2、qual 和 hashCode 关系如何?
在hashCode 方法注解中有这么一段话,如下:
If two objects are equal according to the {@code equals(Object)}method, then calling the {@code hashCode} method on each of the two objects must produce the same integer result。
如果两个对象equal , 那么两个对象产生的hashCode必须相同。
还有如下一段话,
It is <em>not</em> required that if two objects are unequal according to the {@link java.lang.Object#equals(java.lang.Object)} method, then calling the {@code hashCode} method on each of the two objects must produce distinct integer results. However, the programmer should be aware that producing distinct integer results for unequal objects may improve the performance of hash tables.

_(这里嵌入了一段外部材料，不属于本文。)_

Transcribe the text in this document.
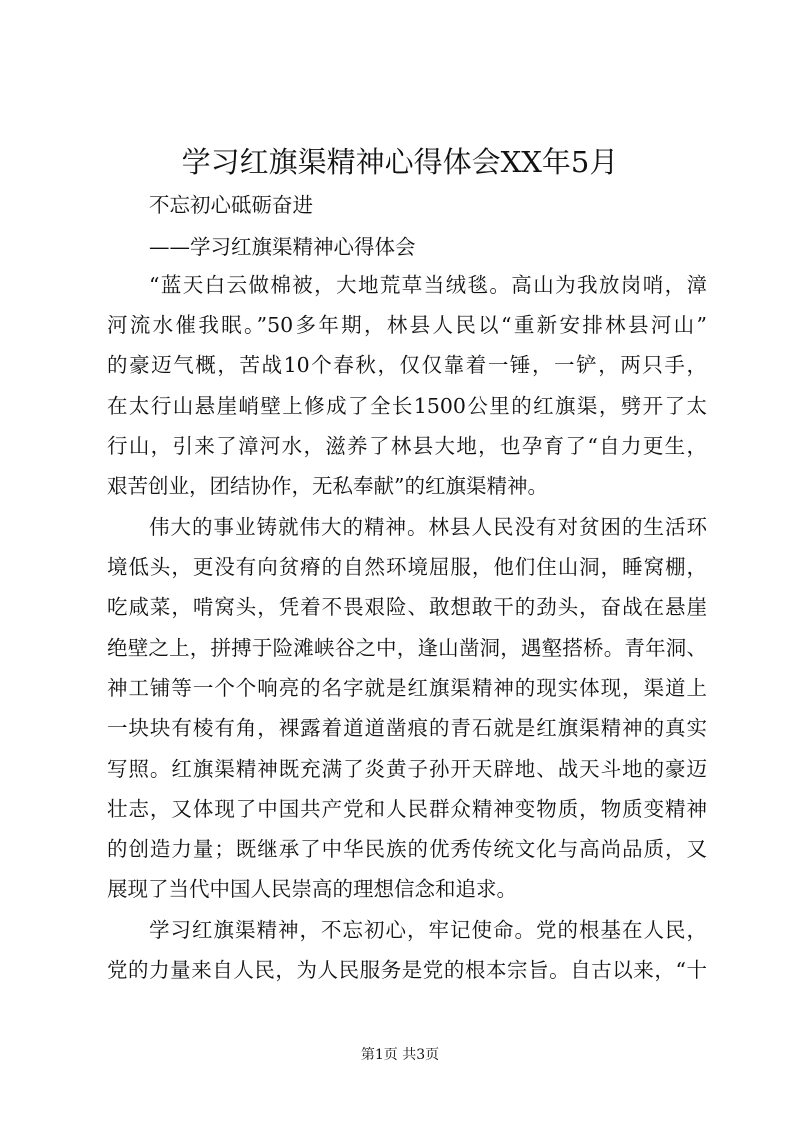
学习红旗渠精神心得体会XX年5月

不忘初心砥砺奋进

——学习红旗渠精神心得体会

“蓝天白云做棉被，大地荒草当绒毯。高山为我放岗哨，漳

河流水催我眠。”50多年期，林县人民以“重新安排林县河山”

的豪迈气概，苦战10个春秋，仅仅靠着一锤，一铲，两只手，

在太行山悬崖峭壁上修成了全长1500公里的红旗渠，劈开了太

行山，引来了漳河水，滋养了林县大地，也孕育了“自力更生，

艰苦创业，团结协作，无私奉献”的红旗渠精神。

伟大的事业铸就伟大的精神。林县人民没有对贫困的生活环

境低头，更没有向贫瘠的自然环境屈服，他们住山洞，睡窝棚，

吃咸菜，啃窝头，凭着不畏艰险、敢想敢干的劲头，奋战在悬崖

绝壁之上，拼搏于险滩峡谷之中，逢山凿洞，遇壑搭桥。青年洞、

神工铺等一个个响亮的名字就是红旗渠精神的现实体现，渠道上

一块块有棱有角，裸露着道道凿痕的青石就是红旗渠精神的真实

写照。红旗渠精神既充满了炎黄子孙开天辟地、战天斗地的豪迈

壮志，又体现了中国共产党和人民群众精神变物质，物质变精神

的创造力量；既继承了中华民族的优秀传统文化与高尚品质，又

展现了当代中国人民崇高的理想信念和追求。

学习红旗渠精神，不忘初心，牢记使命。党的根基在人民，

党的力量来自人民，为人民服务是党的根本宗旨。自古以来，“十

第1页 共3页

翻译过来就是如果两对象的hashCode 相同,两对象并不一定equal。
3、怎样重写eqaul 和 hashCode?
eqaul 方法重写必须满足以下条件,还是来看源码注解吧:
/**
* Indicates whether some other object is "equal to" this one.
* <p>
* The {@code equals} method implements an equivalence relation
* on non-null object references:
* <ul>
* <li>It is <i>reflexive</i>: for any non-null reference value
* {@code x}, {@code x.equals(x)} should return
* {@code true}.
* <li>It is <i>symmetric</i>: for any non-null reference values
* {@code x} and {@code y}, {@code x.equals(y)}
* should return {@code true} if and only if
* {@code y.equals(x)} returns {@code true}.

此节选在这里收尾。